In Oklahoma, it may take six to 12 months to complete the probate process for a simple estate. Larger estates with property that may need to be sold may take longer to go through the process. Ten days after an individual passes, a personal representative may be appointed to collect necessary information, and creditors will get up to two months to file claims against the estate.
Some estates may be responsible for paying a state estate tax. Those who died after Jan. 1, 2010 are exempt from this tax while those who died prior to 2010 will have portions of their estate exempted from the taxes. On the federal level, the estate of a person who dies after 2010 has an approximately $5 million exemption. Court costs, estate administration fees and legal costs also need to be taken into account when going through the probate process.

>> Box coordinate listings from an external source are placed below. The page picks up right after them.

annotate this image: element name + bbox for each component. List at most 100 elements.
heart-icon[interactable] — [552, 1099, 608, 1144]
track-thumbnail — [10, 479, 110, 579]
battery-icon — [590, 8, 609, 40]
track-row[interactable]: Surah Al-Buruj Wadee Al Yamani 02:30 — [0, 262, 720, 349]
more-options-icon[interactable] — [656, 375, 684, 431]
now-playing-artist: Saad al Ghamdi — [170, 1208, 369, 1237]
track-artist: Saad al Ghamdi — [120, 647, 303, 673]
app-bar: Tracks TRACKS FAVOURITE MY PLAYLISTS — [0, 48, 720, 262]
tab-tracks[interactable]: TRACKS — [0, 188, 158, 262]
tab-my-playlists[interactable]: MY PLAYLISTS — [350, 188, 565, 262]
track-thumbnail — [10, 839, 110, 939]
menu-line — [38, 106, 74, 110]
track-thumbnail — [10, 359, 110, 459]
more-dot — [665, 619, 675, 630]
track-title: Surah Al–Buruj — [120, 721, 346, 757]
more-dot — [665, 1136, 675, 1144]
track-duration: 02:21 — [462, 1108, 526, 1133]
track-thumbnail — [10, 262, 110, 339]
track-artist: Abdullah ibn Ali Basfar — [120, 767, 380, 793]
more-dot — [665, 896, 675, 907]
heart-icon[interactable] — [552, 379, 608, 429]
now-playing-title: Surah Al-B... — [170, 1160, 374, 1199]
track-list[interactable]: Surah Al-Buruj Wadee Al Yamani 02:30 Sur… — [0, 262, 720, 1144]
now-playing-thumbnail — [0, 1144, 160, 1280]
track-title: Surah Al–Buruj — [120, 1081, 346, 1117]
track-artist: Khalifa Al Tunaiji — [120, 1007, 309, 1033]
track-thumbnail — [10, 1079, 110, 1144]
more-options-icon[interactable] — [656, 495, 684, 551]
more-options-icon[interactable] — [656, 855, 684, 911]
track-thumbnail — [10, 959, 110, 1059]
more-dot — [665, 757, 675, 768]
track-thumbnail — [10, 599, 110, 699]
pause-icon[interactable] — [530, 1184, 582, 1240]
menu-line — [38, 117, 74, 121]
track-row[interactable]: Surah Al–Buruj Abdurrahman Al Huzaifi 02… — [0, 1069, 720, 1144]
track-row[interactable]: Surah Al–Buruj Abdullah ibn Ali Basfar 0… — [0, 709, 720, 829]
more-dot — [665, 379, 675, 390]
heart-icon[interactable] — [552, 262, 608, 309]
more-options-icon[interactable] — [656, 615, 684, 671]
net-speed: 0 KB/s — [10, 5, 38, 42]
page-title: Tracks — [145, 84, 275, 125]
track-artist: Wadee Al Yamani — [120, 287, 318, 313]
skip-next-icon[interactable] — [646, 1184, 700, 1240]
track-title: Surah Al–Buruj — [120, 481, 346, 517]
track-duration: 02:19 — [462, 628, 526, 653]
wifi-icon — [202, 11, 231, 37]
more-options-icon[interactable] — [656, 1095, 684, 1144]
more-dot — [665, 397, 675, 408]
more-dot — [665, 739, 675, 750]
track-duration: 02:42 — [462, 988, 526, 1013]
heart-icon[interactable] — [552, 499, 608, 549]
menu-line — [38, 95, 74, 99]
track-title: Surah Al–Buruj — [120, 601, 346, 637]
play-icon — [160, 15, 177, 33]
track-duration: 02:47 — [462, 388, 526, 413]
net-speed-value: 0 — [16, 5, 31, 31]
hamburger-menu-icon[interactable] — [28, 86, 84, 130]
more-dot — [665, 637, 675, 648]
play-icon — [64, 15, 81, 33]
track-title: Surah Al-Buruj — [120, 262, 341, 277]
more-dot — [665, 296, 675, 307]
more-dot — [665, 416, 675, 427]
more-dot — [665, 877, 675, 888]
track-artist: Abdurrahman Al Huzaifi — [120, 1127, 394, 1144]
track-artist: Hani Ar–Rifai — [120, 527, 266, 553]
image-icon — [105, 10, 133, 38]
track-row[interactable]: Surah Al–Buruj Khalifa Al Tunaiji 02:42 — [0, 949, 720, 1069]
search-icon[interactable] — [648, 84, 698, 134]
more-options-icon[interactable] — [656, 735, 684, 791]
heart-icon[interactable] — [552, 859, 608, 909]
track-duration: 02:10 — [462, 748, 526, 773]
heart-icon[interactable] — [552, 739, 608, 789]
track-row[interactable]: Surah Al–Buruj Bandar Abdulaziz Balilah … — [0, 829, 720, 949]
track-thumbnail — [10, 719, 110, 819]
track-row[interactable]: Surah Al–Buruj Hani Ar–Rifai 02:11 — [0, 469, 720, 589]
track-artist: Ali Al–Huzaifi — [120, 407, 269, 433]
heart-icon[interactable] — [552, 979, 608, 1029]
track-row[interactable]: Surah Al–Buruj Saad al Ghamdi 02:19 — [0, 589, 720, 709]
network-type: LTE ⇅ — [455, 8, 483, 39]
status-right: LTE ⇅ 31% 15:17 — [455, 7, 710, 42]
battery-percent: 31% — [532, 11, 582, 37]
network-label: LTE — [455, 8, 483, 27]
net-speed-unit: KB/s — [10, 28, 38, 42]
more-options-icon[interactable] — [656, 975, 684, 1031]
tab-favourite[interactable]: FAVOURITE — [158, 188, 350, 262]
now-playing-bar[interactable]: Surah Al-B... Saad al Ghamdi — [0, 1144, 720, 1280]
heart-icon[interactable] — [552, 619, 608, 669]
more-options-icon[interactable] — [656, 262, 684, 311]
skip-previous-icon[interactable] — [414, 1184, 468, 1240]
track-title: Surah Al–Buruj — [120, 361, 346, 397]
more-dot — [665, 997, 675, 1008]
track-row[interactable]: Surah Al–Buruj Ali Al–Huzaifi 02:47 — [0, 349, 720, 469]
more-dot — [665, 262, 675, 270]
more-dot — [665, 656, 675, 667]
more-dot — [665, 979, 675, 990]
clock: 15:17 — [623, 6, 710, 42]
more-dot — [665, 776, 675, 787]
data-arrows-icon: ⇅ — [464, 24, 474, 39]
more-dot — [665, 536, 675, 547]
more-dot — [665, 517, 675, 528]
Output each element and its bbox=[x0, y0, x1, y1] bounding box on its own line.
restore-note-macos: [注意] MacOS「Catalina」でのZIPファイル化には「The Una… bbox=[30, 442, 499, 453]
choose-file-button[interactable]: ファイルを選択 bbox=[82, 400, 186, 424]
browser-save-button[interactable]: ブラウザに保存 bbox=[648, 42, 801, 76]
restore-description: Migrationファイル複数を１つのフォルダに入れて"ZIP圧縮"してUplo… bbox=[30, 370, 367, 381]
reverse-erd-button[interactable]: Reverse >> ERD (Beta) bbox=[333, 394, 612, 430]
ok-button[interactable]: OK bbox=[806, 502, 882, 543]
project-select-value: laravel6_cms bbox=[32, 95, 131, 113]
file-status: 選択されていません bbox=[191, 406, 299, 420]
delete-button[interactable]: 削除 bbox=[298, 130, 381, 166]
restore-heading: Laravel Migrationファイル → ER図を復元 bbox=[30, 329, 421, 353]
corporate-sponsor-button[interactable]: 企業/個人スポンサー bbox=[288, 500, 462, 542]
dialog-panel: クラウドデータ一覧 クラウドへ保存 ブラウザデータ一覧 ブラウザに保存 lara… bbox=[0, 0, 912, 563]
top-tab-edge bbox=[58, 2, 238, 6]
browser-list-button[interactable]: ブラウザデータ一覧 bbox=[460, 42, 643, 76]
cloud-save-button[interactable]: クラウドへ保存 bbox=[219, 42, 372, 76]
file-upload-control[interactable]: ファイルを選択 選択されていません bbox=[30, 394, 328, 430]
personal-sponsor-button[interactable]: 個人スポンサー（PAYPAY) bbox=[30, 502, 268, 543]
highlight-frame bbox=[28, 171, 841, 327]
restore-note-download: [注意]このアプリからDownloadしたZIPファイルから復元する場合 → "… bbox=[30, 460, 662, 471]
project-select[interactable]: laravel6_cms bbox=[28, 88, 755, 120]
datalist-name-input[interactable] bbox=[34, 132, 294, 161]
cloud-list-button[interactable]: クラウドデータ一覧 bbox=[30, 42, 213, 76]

If a deceased individual made a will, that will must be filed in district court if probate is required. In the event that no will was created, state law will determine how property is distributed. A surviving spouse will receive half of any remaining assets while the other half will be split equally among any surviving children. Certain properties, such as a retirement account or a life insurance policy, are generally not subject to the probate process.
While understanding the basics of how an estate is executed may be helpful, there are a number of factors to consider when planning an estate. In addition to probate, certain taxes may be levied, and other obligations may need to be fulfilled before assets can be transferred to beneficiaries and heirs. An attorney may be able to help a client take these considerations into account when helping the client plan his or her estate.